The royal defector made it clear, "My life is always going to be about public service, and Meghan signed up to that, and the two of us enjoy doing it." However, leaving the royal family obviously meant giving up their official patronages and titles, per BBC News, which made things considerably more difficult for the celebrity couple. And now, what's left of Harry's official station might soon be stripped away, too.

Prince Harry could be penalized because of where he lives.

According to the Daily Mail, amid ongoing rumors about the Queen's debilitating health, and in particular her recent COVID-19 diagnosis, the House of Commons Library published guidance on what should be done in the event the monarch cannot perform her royal duties. It's thought this briefing paper might encourage the palace to take legal steps to clarify their position, especially since it's believed Prince Harry should no longer be eligible to stand in for the Queen, since he's been living in America for over a year.
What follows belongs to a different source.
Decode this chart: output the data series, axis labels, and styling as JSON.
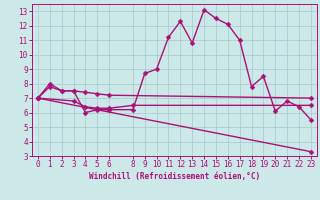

Disgraced royal Prince Andrew could still, technically, provide cover if his mother became incapacitated, however, despite being forced to step down from royal duties and losing all titles and patronages over his sex abuse scandal, which was recently settled out of court. Currently, in the event a serving monarch falls ill or is out of the country, he or she can appoint Counsellors of State to handle official business in the interim. The listed Counsellors are Prince Charles, Prince William, Prince Harry, and Prince Andrew.

There's been an ongoing debate about whether Harry or Andrew should still be considered viable "stand-ins" for the Queen. In fact, calls have been made to appoint Prince Edward and Prince Anne, the next two senior royals in line to the throne, instead. Buckingham Palace confirmed there was "no change" to the current list of potential candidates, and "no plans" to adjust it either, but only time will tell.